Vendredi 11 août 1815

De Une correspondance familiale


Lettre d’Alphonsine Delaroche (Paris) à sa belle-mère Rosalie Duval (Amiens)



n° 234

Paris 11 Août 1815

Ma très chère Maman

Je ne veux point laisser partir Montfleury[1] sans lui remettre quelques lignes pour vous ; Je n’aurais sûrement pas laissé écoulé tant de temps sans écrire à Amiens, sans tous les tourments successifs par lesquels nous sommes passés depuis quelques mois ; D’abord les inquiétudes politiques qui ont été prolongées et assez vives[2] ; et depuis, nos soucis particuliers qui ont été des plus pénibles et des plus grands. Vous les avez sus et vous les aurez bien compris. Enfin nous avons la joie de voir ce cher petit Auguste[3], cet enfant délicieux par son caractère et par ses grâces, être en pleine convalescence. Ce qui nous prouve qu’il s’achemine tous les jours davantage vers un rétablissement complet, c’est son appétit et sa gaieté, mais il reprend bien peu de forces et ne veut point du tout se tenir sur ses pieds. Il est d’une maigreur extrême, qui je crois ne se passera que bien lentement. Enfin j’espère que nos soins continus, notre surveillance de toutes les minutes, le ramèneront avant ma couche au bon état de santé dans lequel il était ce printemps, et qui nous rendait tous si heureux. Sa bonne Maman Delaroche[4] l’aime avec une tendresse difficile à rendre, aussi vous jugez bien que le chagrin de le voir malade a été proportionné à cette tendresse ; Les soins qu’elle a pris à cette occasion, et les fatigues du déménagement[5] n’ont pas trop éprouvé sa santé comme j’en avais la crainte, et nous avons la satisfaction de la voir en assez bien portante ; Nous avons celle aussi de la voir logée plus gaiement et plus commodément que rue Montmartre. Nous sommes tous bien plus agréablement logés, et Constant[6] jouit beaucoup d’un petit jardin dont nous avons l’entière jouissance. Aussi depuis que nous sommes dans cette maison il a repris un bon teint et un air de santé qu’il avait un peu perdu depuis quelque temps. Les petites études souffrent un peu de cette dissipation habituelle, cependant nous avons lieu par moments d’être fort satisfaits de son application. Nous avons lieu de l’être toujours davantage de son caractère bon et véridique.

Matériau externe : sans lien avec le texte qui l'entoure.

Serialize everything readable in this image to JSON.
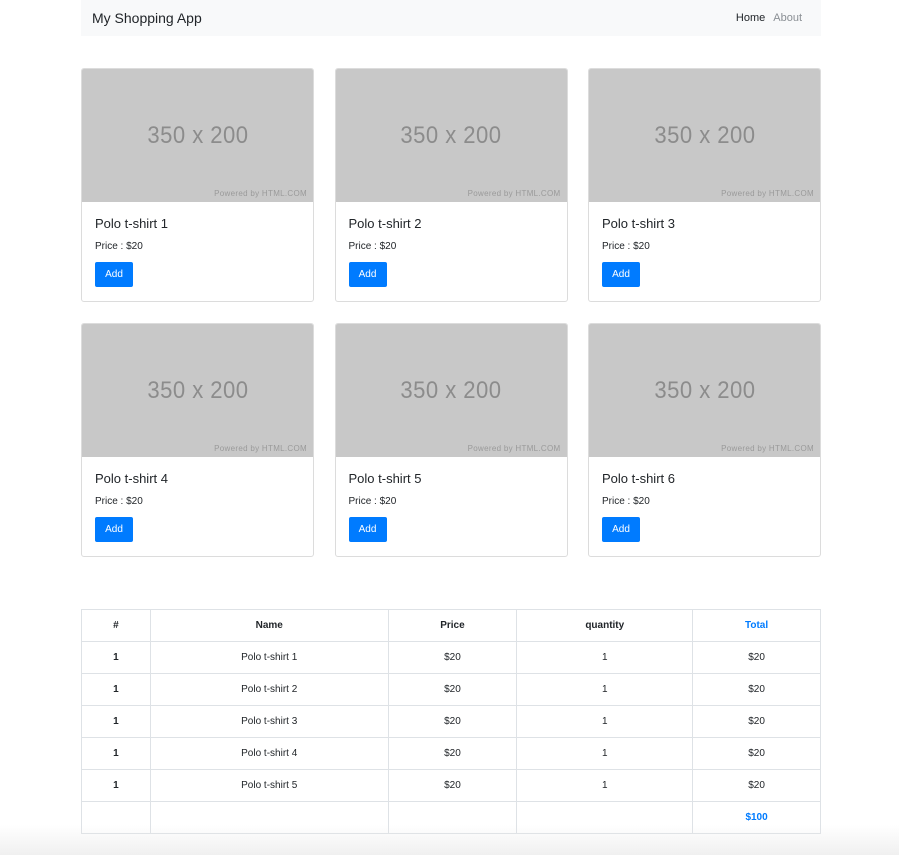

Montfleury part, avec un air de bonheur, de penser qu’il va revoir sa famille et son pays, qui fait plaisir à voir. Je pense que vous le trouverez encore grandi, et que vous serez contents de son air bien portant. Nous avons bien joui de ses succès dans ses études et je pense que maintenant il se félicite bien d’avoir complété son année chez M. Butet. Nous avons longtemps espéré que cet été nous vaudrait une petite visite de ma belle-sœur Reine[7], puisqu’elle avait pensé à en faire une à Mme Cordier à St Germain. Nous espérons que ce ne sera qu’une chose renvoyée, et que l’été prochain sera plus tranquille sous le point de vue politique, ce qui lui permettra de faire ce voyage. J’espère que dans la famille tout le monde est bien portant, je vous prie de présenter à chacun toutes nos amitiés, et nos tendres respects à notre cher Papa[8]. J’espère aussi que vous êtes ainsi que lui, contents de votre santé et que les inquiétudes politiques ne prennent pas trop sur votre tranquillité d’esprit. Votre fils Constant[9] a lieu en général d’être content de sa santé, cependant les peines de cœur et les fatigues qu’il a éprouvées dans ces derniers temps, lui ont valu quelques malaises et migraines dont il est remis maintenant. Nos fatigues auraient été bien plus grandes si nous n’avions pas eu le bonheur d’être secondés dans nos travaux et dans nos soins pour Auguste, par quelques-uns amis de nos amis entr’autre M. Cloquet et son frère[10] qui nous ont été de la plus grande utilité ; Leur attachement pour nous leur a fait mettre, à nous seconder, un zèle qui nous a été des plus précieux. Je suis devenue si lourde depuis quelque temps, et si peu en état de prendre une fatigue soutenue que j’ai dû laisser agir beaucoup les autres pour moi. Ni le mouvement ni la voiture ne me conviennent de manière que je reste presque continuellement chez moi.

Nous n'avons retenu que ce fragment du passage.